Post-translational modifications (PTM) of proteins play critical roles in biological processes. PTM of muscle proteins influence meat quality. Nonetheless, myoglobin (Mb) PTM and their impact on fresh beef color stability have not been characterized yet. Therefore, our objectives were to identify Mb PTM in beef longissimus lumborum muscle during postmortem aging and to characterize their influence on color stability. The longissimus lumborum muscles from 9 (n = 9) beef carcasses (24 h postmortem) were subjected to wet aging for 0, 7, 14, and 21 d. At the end of each wet-aging period, steaks were fabricated. One steak for analyses of PTM was immediately frozen at −80°C, whereas other steaks were assigned to refrigerated storage in the darkness under aerobic packaging. Instrumental color and biochemical attributes were evaluated on day 0, 3, or 6 of storage.
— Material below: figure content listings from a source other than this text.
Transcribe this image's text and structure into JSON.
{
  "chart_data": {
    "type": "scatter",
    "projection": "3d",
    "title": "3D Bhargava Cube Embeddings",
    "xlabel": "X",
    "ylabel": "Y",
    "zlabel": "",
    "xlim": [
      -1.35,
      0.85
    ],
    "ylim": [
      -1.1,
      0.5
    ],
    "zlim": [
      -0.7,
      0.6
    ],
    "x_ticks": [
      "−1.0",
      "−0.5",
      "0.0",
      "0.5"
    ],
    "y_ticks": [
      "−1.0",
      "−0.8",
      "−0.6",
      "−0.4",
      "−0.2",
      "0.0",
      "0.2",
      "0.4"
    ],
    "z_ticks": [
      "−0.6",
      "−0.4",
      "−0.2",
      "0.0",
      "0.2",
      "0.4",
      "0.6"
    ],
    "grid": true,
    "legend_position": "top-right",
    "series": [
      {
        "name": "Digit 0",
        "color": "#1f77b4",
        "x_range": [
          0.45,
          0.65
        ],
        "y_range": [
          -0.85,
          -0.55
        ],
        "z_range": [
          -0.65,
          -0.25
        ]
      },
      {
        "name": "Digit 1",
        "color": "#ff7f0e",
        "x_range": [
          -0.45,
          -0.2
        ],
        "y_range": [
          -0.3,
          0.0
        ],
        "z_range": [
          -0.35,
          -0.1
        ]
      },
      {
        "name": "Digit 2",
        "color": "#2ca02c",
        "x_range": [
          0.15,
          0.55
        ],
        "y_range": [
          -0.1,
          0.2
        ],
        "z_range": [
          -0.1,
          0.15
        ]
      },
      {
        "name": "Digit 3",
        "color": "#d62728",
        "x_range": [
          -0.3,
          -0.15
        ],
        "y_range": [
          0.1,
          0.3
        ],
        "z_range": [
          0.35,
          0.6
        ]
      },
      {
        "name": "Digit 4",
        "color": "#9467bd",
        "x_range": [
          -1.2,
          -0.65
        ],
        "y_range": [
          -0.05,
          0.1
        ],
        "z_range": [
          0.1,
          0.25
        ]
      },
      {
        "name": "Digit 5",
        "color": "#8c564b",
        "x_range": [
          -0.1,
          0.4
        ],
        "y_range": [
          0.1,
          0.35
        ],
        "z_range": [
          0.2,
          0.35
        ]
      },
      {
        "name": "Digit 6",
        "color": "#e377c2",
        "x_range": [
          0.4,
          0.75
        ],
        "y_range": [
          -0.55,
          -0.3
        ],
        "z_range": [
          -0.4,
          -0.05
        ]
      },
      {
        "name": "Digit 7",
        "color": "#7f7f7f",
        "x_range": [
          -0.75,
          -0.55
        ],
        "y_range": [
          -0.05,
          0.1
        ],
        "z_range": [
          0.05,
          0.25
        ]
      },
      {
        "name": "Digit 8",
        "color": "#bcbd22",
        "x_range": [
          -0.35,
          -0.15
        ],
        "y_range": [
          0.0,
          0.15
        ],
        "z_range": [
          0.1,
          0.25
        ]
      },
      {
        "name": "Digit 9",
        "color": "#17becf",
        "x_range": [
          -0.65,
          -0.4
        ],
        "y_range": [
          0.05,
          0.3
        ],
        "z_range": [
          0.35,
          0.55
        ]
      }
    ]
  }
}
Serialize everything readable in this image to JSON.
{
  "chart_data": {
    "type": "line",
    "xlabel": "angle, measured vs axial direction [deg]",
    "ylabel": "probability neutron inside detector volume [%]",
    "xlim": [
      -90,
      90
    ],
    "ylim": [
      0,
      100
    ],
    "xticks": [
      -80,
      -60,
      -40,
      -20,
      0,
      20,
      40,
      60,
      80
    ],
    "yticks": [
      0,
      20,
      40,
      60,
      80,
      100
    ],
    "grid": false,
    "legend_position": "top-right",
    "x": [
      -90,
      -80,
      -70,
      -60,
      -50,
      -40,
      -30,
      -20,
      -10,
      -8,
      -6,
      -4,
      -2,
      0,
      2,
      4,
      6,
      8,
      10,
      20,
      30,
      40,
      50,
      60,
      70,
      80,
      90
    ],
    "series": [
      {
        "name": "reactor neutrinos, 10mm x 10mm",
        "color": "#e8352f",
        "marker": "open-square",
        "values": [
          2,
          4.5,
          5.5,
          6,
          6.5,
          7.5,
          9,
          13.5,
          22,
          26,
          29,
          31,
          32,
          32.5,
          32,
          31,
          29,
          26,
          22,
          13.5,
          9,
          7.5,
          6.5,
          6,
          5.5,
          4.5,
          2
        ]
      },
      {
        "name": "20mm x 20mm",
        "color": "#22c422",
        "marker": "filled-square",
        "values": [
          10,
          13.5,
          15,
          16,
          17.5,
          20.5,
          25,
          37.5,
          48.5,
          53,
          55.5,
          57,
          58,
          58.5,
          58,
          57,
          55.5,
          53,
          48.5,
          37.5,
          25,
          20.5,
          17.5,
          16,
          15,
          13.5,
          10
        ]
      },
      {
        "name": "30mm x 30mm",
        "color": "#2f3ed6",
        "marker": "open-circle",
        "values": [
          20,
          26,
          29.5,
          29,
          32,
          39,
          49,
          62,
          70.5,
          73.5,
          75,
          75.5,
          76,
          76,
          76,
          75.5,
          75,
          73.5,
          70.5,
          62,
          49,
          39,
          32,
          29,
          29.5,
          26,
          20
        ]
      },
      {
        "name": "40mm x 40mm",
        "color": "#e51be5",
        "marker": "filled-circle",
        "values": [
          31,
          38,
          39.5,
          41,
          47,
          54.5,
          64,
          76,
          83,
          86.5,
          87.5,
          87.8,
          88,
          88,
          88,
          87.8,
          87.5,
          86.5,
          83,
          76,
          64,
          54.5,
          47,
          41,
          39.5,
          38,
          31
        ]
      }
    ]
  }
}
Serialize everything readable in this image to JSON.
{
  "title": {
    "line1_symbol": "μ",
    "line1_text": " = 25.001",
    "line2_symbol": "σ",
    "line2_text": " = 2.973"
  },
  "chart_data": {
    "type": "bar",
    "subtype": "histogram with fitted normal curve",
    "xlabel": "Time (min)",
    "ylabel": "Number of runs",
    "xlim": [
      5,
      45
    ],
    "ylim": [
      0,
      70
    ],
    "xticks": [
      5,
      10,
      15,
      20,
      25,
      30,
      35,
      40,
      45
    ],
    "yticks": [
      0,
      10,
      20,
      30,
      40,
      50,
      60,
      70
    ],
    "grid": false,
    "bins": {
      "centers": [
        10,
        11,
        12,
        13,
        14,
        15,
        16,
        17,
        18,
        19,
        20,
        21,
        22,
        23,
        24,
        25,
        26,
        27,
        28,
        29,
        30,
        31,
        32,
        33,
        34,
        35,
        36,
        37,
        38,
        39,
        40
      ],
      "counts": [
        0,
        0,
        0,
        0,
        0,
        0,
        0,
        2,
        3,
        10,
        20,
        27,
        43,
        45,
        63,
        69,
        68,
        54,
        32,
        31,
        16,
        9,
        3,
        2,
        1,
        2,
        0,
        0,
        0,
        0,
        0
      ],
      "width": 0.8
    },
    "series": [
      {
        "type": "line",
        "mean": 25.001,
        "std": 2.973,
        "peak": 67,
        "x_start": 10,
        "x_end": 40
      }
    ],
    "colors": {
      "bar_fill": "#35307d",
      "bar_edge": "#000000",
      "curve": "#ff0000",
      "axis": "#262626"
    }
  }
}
Mb PTM were analyzed using two-dimensional electrophoresis and tandem mass spectrometry. Surface redness (a* value), color stability, and Mb concentration decreased (P < 0.05) upon aging. Gel image analyses identified 6 Mb spots with similar molecular weight (17 kDa) but different isoelectric pH. Tandem mass spectrometry identified multiple PTM (phosphorylation, methylation, carboxymethylation, acetylation, and 4-hydroxynonenal alkylation) in these 6 isoforms. The amino acids susceptible to phosphorylation were serine (S), threonine (T), and tyrosine, whereas other PTM were detected in lysine (K), arginine (R), and histidine residues. Additionally, distal histidine (position 64), critical to heme stability, was found to be alkylated. Overall, Mb PTM increased with aging. The aging-induced PTM, especially those occurring close to hydrophobic heme pocket, could disrupt Mb tertiary structure, influence heme affinity, and compromise oxygen binding capacity, leading to decreased color stability of fresh beef. Furthermore, PTM at K45, K47, and K87 were unique to Mb from non-aged beef, whereas PTM at R31, T51, K96, K98, S121, R139, and K147 were unique to Mb from aged counterparts, indicating that these Mb PTM could be used as novel biomarkers for fresh beef color stability.